Re: [PATCH 1/2] mm/hugetlb: Fix F_SEAL_FUTURE_WRITE

From: Mike Kravetz
Date: Mon May 03 2021 - 14:57:14 EST


On 5/1/21 7:41 AM, Peter Xu wrote:
> F_SEAL_FUTURE_WRITE is missing for hugetlb starting from the first day.
> There is a test program for that and it fails constantly.
>
> $ ./memfd_test hugetlbfs
> memfd-hugetlb: CREATE
> memfd-hugetlb: BASIC
> memfd-hugetlb: SEAL-WRITE
> memfd-hugetlb: SEAL-FUTURE-WRITE
> mmap() didn't fail as expected
> Aborted (core dumped)
>
> I think it's probably because no one is really running the hugetlbfs test.
>
> Fix it by checking FUTURE_WRITE also in hugetlbfs_file_mmap() as what we do in
> shmem_mmap(). Generalize a helper for that.
>
> Reported-by: Hugh Dickins <hughd@xxxxxxxxxx>
> Signed-off-by: Peter Xu <peterx@xxxxxxxxxx>
> ---
> fs/hugetlbfs/inode.c | 5 +++++
> include/linux/mm.h | 32 ++++++++++++++++++++++++++++++++
> mm/shmem.c | 22 ++++------------------
> 3 files changed, 41 insertions(+), 18 deletions(-)

Thanks Peter and Hugh!

One question below,

>
> diff --git a/fs/hugetlbfs/inode.c b/fs/hugetlbfs/inode.c
> index a2a42335e8fd2..39922c0f2fc8c 100644
> --- a/fs/hugetlbfs/inode.c
> +++ b/fs/hugetlbfs/inode.c
> @@ -131,10 +131,15 @@ static void huge_pagevec_release(struct pagevec *pvec)
> static int hugetlbfs_file_mmap(struct file *file, struct vm_area_struct *vma)
> {
> struct inode *inode = file_inode(file);
> + struct hugetlbfs_inode_info *info = HUGETLBFS_I(inode);
> loff_t len, vma_len;
> int ret;
> struct hstate *h = hstate_file(file);
>
> + ret = seal_check_future_write(info->seals, vma);
> + if (ret)
> + return ret;
> +
> /*
> * vma address alignment (but not the pgoff alignment) has
> * already been checked by prepare_hugepage_range. If you add

The full comment below the code you added is:

/*
* vma address alignment (but not the pgoff alignment) has
* already been checked by prepare_hugepage_range. If you add
* any error returns here, do so after setting VM_HUGETLB, so
* is_vm_hugetlb_page tests below unmap_region go the right
* way when do_mmap unwinds (may be important on powerpc
* and ia64).
*/

This comment was added in commit 68589bc35303 by Hugh, although it
appears David Gibson added the reason for the comment in the commit
message:

"If hugetlbfs_file_mmap() returns a failure to do_mmap_pgoff() - for example,
because the given file offset is not hugepage aligned - then do_mmap_pgoff
will go to the unmap_and_free_vma backout path.

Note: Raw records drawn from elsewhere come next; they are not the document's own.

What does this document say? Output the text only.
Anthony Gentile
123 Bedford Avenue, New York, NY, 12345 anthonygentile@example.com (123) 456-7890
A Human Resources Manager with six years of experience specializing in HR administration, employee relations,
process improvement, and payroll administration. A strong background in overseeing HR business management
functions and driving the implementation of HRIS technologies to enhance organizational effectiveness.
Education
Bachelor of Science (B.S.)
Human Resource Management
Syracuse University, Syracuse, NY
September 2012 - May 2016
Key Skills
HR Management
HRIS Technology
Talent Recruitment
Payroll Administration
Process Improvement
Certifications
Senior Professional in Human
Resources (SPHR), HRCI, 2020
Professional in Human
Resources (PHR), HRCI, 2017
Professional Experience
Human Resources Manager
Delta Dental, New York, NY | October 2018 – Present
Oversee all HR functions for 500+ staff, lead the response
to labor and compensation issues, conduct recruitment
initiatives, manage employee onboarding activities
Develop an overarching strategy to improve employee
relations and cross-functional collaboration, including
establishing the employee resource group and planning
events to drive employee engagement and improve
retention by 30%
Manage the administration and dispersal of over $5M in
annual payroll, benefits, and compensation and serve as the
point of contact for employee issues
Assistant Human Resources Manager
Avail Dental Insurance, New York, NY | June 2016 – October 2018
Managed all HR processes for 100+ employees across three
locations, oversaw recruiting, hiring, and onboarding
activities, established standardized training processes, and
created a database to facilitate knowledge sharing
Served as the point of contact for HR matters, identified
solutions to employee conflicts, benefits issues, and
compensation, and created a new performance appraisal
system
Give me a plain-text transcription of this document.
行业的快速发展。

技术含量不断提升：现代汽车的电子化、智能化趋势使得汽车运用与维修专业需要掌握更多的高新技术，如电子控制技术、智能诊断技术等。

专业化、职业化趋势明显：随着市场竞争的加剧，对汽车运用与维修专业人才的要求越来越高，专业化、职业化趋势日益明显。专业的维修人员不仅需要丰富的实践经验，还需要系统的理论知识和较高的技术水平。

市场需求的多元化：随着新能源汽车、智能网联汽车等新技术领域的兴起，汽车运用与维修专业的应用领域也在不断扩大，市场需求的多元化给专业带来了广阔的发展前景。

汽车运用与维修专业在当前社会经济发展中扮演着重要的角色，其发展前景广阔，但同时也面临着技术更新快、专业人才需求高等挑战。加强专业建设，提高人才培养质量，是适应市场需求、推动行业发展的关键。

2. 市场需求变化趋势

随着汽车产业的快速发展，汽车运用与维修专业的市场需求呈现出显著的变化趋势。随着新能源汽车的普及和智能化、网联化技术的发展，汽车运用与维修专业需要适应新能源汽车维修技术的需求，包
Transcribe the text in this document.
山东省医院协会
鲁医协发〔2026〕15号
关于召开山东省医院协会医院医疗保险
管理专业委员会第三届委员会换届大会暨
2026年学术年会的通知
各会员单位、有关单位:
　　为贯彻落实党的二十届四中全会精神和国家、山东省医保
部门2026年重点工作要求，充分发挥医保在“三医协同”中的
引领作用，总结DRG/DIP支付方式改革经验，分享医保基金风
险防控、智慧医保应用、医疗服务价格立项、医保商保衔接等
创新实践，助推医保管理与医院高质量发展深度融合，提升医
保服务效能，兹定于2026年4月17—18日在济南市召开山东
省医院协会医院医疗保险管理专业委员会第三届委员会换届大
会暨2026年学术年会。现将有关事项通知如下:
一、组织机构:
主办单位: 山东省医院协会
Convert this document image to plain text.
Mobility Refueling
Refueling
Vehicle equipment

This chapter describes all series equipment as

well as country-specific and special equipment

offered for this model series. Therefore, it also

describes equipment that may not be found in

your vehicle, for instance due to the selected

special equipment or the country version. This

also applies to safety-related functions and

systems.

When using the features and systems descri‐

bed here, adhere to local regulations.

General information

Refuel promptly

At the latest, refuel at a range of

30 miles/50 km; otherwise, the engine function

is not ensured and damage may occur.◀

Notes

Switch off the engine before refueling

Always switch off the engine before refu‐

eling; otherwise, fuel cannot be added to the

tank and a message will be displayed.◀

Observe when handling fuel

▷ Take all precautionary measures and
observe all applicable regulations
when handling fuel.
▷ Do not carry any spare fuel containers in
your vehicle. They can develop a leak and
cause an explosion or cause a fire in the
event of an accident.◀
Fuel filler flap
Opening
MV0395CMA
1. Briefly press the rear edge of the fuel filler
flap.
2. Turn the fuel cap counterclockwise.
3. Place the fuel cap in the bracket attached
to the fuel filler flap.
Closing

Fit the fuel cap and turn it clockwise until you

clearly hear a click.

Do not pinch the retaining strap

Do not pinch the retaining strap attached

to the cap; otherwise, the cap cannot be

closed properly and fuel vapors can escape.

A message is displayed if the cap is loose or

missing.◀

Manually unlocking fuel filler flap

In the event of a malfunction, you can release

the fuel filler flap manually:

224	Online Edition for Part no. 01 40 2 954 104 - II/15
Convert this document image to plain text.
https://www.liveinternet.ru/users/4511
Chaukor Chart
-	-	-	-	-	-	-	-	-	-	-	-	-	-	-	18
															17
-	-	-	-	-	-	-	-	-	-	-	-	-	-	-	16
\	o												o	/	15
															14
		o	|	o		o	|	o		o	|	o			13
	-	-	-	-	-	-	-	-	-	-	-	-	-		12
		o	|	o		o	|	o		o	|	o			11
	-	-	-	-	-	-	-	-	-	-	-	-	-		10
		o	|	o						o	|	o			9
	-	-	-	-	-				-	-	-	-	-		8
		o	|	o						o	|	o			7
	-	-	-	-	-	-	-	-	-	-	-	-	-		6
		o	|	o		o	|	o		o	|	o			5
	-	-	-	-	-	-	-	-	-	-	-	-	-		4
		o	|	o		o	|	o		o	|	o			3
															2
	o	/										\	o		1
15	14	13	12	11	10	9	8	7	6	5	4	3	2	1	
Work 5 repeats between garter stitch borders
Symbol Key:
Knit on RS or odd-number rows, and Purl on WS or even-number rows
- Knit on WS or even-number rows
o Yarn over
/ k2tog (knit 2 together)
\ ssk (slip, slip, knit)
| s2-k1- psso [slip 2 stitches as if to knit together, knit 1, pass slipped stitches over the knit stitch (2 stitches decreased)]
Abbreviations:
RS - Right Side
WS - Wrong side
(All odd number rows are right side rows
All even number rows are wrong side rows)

But at this stage the vma hasn't been marked as hugepage, and the backout path
will call unmap_region() on it. That will eventually call down to the
non-hugepage version of unmap_page_range(). On ppc64, at least, that will
cause serious problems if there are any existing hugepage pagetable entries in
the vicinity - for example if there are any other hugepage mappings under the
same PUD. unmap_page_range() will trigger a bad_pud() on the hugepage pud
entries. I suspect this will also cause bad problems on ia64, though I don't
have a machine to test it on."

There are still comments in the unmap code about special handling of
ppc64 PUDs. So, this may still be an issue.

I am trying to dig into the code to determine if this is still and
issue. Just curious if you looked into this? Might be simpler and
safer to just put the seal check after setting the VM_HUGETLB flag?

--
Mike Kravetz